Martin Viecha: Thank you. And the last question from institutional investor is, Master Plan Part Deux talks about an urban transport vehicle that is smaller than a traditional bus with greater areal density achieved by removing the central aisle. Do you have any update to share on that goal?
Elon Musk: Not at this time.
Martin Viecha: Okay. Thank you very much. So let’s move to analyst Q&A.
Operator: Thank you. First question is from Pierre Ferragu with New Street Research. Your line is open.

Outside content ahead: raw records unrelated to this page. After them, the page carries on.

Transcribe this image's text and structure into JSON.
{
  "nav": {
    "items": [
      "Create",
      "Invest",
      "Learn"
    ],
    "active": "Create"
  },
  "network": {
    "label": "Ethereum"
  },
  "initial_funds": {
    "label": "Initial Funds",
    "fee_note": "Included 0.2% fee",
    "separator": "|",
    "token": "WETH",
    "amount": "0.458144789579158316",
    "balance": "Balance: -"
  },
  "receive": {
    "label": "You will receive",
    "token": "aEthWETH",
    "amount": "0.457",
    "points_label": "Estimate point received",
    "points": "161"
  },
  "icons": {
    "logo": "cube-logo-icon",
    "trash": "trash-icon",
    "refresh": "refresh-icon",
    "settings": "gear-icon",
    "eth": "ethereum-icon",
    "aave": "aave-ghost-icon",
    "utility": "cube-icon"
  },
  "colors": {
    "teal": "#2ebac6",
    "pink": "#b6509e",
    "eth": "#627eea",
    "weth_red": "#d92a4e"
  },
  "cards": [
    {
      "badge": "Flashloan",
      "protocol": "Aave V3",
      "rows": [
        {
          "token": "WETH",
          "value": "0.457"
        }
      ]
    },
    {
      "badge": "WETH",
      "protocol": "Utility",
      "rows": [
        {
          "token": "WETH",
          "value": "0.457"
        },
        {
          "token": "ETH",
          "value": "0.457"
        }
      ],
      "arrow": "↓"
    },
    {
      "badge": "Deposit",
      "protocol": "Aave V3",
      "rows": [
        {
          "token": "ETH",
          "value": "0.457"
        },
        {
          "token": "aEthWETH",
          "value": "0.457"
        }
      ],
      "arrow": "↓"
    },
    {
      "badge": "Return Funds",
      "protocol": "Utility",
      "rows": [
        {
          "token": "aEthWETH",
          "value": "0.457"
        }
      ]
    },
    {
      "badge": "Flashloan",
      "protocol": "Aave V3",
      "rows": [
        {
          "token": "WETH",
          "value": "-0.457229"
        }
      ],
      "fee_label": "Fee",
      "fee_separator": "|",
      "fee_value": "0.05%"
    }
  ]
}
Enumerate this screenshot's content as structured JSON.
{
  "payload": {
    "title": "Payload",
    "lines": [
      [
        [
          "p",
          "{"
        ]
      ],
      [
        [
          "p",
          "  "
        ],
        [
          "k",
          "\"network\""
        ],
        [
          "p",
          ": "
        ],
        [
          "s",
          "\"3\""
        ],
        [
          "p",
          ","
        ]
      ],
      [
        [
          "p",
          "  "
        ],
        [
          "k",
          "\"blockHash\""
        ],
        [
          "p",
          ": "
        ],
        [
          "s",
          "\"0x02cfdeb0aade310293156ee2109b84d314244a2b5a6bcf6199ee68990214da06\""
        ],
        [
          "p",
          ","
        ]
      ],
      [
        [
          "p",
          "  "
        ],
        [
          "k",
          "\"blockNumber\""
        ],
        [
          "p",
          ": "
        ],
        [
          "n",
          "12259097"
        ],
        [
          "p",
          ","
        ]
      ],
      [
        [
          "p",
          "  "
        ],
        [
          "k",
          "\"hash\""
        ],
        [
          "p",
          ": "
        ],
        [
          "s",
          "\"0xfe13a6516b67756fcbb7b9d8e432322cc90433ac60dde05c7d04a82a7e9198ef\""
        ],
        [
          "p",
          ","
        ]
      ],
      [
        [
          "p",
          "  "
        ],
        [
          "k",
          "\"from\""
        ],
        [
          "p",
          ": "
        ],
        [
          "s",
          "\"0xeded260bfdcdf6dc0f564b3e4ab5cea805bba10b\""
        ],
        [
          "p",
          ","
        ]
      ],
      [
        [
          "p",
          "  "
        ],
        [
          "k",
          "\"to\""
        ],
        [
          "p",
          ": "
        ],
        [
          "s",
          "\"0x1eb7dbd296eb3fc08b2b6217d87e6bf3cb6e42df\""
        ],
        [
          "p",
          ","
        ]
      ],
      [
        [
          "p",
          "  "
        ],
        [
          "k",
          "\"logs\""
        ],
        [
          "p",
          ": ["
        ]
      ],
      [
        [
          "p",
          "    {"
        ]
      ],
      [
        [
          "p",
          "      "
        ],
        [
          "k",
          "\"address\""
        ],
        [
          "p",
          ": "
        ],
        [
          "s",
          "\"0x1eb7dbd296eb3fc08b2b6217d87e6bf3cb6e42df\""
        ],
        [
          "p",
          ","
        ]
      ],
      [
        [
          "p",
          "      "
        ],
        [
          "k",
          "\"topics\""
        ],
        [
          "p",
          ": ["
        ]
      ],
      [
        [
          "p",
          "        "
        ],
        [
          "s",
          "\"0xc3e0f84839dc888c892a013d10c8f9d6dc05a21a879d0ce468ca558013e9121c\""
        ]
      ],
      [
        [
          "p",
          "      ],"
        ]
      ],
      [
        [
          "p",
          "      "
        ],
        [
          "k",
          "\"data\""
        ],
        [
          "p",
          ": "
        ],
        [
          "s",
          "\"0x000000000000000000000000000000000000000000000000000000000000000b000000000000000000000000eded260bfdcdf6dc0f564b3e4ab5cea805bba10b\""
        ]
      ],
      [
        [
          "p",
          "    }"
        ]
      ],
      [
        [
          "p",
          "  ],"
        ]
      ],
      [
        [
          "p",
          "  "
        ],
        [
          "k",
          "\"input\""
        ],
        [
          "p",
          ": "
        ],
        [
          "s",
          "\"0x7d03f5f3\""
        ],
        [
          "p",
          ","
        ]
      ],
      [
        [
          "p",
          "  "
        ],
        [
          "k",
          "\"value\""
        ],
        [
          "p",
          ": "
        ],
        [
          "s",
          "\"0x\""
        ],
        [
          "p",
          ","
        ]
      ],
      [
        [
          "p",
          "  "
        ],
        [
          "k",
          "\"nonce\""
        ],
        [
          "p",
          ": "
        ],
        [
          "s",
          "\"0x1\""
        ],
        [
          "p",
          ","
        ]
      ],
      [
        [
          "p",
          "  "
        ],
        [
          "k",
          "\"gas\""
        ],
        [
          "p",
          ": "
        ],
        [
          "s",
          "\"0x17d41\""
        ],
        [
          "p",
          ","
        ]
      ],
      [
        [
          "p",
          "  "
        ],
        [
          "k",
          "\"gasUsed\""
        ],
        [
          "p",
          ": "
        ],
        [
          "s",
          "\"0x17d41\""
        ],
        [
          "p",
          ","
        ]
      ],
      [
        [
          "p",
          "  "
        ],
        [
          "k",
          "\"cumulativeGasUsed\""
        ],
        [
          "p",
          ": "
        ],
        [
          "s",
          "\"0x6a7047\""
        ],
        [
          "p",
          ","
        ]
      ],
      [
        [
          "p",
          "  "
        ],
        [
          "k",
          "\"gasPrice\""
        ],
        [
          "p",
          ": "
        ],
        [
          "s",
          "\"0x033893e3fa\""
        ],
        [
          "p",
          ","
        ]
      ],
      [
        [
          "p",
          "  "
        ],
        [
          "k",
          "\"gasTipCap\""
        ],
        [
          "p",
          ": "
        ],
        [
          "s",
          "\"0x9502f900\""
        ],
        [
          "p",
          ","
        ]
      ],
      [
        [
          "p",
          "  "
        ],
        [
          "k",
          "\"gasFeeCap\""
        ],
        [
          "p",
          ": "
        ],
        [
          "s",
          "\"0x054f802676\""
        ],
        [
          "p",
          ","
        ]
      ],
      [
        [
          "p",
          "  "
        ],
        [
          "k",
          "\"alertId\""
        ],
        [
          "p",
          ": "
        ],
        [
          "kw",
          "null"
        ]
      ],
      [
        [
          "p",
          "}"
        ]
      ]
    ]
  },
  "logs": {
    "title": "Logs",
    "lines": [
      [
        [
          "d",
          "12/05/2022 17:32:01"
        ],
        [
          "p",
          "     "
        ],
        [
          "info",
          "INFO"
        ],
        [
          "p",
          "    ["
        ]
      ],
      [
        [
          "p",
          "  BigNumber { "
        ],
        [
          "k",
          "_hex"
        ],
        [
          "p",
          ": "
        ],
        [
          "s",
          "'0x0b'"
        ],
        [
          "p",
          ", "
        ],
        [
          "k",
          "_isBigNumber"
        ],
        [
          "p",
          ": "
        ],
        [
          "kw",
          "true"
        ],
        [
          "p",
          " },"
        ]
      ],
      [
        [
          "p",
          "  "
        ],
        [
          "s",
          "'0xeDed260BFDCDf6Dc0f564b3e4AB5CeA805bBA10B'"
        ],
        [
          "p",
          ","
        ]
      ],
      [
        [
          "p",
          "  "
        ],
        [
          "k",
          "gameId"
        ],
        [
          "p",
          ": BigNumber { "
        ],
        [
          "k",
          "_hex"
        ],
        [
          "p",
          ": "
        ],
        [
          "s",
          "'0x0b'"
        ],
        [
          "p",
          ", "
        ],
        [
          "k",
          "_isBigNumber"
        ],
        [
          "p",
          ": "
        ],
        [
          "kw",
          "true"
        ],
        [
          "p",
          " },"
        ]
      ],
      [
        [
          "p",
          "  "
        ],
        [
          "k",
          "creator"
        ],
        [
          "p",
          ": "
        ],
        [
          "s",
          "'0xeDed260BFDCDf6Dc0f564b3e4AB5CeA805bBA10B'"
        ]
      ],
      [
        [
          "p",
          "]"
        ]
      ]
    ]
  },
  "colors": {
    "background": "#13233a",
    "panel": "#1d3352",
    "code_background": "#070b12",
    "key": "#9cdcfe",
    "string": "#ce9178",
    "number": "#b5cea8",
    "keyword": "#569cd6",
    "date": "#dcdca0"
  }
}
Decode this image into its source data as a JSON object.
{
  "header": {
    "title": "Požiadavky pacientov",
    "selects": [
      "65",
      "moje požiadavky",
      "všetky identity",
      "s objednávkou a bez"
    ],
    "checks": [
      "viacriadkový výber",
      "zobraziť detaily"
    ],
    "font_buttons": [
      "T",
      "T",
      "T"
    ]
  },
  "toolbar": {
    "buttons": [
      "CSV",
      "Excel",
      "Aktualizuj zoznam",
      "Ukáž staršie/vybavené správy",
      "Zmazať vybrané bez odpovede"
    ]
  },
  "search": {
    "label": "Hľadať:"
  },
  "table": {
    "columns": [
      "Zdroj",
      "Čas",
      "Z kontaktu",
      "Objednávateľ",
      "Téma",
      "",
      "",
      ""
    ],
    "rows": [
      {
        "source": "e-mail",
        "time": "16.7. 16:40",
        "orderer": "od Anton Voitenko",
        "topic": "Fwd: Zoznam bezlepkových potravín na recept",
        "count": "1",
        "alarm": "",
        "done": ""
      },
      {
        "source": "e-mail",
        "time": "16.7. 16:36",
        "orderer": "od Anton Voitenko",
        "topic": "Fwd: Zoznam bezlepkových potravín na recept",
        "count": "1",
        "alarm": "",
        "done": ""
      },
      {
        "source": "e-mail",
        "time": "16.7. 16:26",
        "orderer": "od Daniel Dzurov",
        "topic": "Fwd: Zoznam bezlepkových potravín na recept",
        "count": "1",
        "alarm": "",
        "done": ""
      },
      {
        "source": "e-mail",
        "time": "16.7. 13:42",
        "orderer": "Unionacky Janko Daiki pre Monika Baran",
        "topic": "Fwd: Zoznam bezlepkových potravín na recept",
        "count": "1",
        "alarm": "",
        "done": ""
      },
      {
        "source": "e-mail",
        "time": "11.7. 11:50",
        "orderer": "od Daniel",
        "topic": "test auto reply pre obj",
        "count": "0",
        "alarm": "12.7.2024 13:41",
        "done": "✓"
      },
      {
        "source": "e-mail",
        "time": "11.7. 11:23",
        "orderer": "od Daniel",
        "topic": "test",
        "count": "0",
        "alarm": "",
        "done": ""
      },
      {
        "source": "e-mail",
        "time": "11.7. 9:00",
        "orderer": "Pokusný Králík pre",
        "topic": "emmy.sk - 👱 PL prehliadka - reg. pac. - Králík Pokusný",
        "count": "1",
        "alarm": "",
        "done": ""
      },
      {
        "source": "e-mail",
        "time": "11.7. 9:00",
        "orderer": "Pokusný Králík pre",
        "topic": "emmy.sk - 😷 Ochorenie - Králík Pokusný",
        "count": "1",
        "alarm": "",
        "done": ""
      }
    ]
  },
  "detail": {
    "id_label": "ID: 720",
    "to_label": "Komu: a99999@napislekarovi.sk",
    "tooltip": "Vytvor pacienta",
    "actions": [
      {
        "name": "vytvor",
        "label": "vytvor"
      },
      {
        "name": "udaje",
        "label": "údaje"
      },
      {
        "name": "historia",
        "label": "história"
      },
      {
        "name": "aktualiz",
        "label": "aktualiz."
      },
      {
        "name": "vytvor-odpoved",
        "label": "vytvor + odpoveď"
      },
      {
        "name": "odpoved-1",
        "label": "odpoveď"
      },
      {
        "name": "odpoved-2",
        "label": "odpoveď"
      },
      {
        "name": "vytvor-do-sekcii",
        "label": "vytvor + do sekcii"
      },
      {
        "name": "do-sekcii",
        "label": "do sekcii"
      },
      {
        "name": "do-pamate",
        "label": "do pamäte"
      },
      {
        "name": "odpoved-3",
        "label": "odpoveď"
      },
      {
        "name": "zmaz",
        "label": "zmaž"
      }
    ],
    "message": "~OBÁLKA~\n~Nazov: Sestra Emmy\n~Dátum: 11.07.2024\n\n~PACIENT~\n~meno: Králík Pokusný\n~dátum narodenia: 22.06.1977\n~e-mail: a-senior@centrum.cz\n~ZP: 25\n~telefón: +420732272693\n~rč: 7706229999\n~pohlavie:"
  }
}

Pierre Ferragu: Hi, guys. Thanks so much for taking my question. I’d love to get actually based on what you presented on the Battery Day. In the last six, seven months, I was wondering how much progress you have made on that front, first in terms of process development. So how are things coming together on your pilot line? Are you getting to the kind of production throughput you are aiming for? And second, actually on your production ramp. So I was wondering in which size you are ramping production capacity for the 4680 cell and where you stand on ramping up that capacity as well? And I have a quick follow-up on energy as well if that’s possible.
Elon Musk: Well, so we have the – and Drew can add to this. But we have the - a small sort of pilot plant, which is still big by normal standards. We expect to have like a 10-gigawatt-hour per year capability in Fremont, California. And we made quite a few cells. We are not quite yet at the point where we think the cells are reliable enough to be shipped in cars, but we are getting close to that point. And then we have already ordered most of the equipment for battery production in Berlin and then much of it for Austin as well. So we really don’t flick the nitty-gritty elements. But overall, I think, we still feel quite optimistic about achieving volume production of the 4680 next year. What do you think?
Zachary Kirkhorn: Yes. I think…
Pierre Ferragu: Thank you.
Zachary Kirkhorn: Yes. I think, Pierre, just one thing I’d add is, there’s been a lot of questions about yield. Actually, I noticed people asking about that. The yield progress isn’t really strong every day and we were really still in commissioning phases. We were really still in commissioning phases with most of the tools to the point where we were confident that the yield trajectory aligns with our internal cost projections. We did talk about yield also at Battery Day, which is one of the reasons why it’s useful to check in on that. It takes a while, as Elon just mentioned, to go from prototype to production and it’s not just parts, it’s processes, it’s equipment. But as we have matured the process equipment, we have gotten to where we need to be on the yield side.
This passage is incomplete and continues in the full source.